(ou un pratiquant de musculation No Pain No Gain)
Ou : pourquoi la passion pour la musculation peut nous détruire?
Pour y répondre, regardons de plus près notre cerveau.
Peut-on se dire pleinement humain si on ne se préoccupe pas de développer sa zone orbito-frontale?
Cette zone est celle qui permet le recul stratégique quant au développement du corps.
Si l’on veut non seulement croître, mais aussi durer, alors il faut se préoccuper de cette partie de notre cerveau.
Si l’on veut se muscler mais aussi être en bonne santé, et le rester, alors on doit éviter d’être dévoré par sa passion.
Il nous faut absolument du recul.
En effet, à quoi sert d’être un roi, un mâle alpha durant 10 ou 15 ans si l’on doit le payer le reste de sa vie?
A quoi sert de se mettre en valeur, via de belles photos, tel un héros, en se moquant des “faibles”, si l’on devient après quelques années plus faible que les faibles dont on se moquait?
L’article “Quand l’angélus d’Angelov sonne le glas”, publié tout récemment sur cette page, montre à quel point la plupart des pratiquants de musculation sont comme emportés par une volonté incontrôlée de prendre du muscle… Prendre du muscle à tout prix et avant tout…
Les propos tenus par Frédéric Delavier, Lazar Angelov et tant d’autres, montrent que c’est quand la blessure arrive, la blessure incontournable, que ces personnes commencent à réfléchir.
Quand elle le font…
Et elles le font souvent mal, car il est difficile d’échapper aux démons qui nous ont poussé à nous autodétruire. Difficile d’échapper aux conditionnements sociaux, à ceux de l’enfance, qui nous ont poussé à vouloir exister tel un héros, afin d’être enfin reconnus, validés, et suffisamment costauds pour résister aux agressions (de toutes sortes), ou mieux : à les dissuader.

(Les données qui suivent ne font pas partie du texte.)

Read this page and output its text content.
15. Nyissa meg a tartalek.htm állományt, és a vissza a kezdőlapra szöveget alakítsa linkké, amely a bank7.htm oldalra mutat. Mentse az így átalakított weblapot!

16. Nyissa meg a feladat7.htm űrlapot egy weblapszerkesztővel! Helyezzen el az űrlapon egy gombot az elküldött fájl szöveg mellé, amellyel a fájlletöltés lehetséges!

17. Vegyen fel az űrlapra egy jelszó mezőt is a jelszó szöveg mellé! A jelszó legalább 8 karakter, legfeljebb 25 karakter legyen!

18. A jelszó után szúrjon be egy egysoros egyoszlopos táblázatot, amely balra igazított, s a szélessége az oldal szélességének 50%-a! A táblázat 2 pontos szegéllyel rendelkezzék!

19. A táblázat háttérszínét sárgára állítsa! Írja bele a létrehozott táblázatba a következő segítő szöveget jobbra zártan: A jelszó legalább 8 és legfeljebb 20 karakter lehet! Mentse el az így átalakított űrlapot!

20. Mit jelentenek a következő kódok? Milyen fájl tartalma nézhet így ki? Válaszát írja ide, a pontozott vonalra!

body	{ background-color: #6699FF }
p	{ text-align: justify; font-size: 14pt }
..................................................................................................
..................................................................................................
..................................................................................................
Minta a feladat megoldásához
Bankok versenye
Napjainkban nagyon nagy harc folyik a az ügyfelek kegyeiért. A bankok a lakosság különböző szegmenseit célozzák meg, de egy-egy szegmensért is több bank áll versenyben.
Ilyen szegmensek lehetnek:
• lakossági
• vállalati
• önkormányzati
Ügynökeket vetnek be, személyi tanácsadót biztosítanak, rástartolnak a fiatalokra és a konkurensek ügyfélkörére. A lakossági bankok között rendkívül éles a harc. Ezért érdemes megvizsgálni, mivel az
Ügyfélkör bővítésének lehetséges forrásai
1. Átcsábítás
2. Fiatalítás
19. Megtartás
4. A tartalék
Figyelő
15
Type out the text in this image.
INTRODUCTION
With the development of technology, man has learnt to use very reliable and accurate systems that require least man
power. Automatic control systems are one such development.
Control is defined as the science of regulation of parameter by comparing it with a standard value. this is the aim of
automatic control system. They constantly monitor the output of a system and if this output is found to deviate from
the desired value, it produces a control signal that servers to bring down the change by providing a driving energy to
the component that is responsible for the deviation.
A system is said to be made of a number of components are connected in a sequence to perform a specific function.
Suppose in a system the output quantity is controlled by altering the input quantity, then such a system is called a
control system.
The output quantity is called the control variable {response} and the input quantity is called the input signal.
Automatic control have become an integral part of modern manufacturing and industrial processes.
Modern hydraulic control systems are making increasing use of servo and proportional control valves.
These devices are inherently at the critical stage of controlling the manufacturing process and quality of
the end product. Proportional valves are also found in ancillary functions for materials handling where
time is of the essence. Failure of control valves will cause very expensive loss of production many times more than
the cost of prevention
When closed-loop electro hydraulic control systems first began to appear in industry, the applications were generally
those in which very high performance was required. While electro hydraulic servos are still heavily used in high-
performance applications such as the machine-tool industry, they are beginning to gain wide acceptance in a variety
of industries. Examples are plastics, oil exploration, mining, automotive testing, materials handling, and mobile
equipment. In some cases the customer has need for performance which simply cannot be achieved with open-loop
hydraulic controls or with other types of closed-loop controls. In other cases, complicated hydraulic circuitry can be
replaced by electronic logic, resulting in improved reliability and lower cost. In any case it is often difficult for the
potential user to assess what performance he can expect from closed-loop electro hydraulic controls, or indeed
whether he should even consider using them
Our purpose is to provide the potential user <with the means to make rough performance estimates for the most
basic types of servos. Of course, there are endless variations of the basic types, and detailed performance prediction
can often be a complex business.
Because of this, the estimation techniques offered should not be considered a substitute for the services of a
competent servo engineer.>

Ou pire : à les provoquer.
Bien souvent, et c’est éclairant, on revendique même ces souffrances, ces blessures, ces douleurs qui vont désormais nous accompagner toute la vie : on s’est tellement vu comme un guerrier du muscle qu’on dépeint toute blessure comme une blessure de guerre. La blessure est perçue inconsciemment comme un nouveau moyen de se valoriser aux yeux des autres comme de soi-même. Ce sont les cicatrices du guerrier, qu’on exhibe bien volontiers sur le net ou à ses proches. Et on exige d’être reconnu pour cela, on demande donc… de l’amour.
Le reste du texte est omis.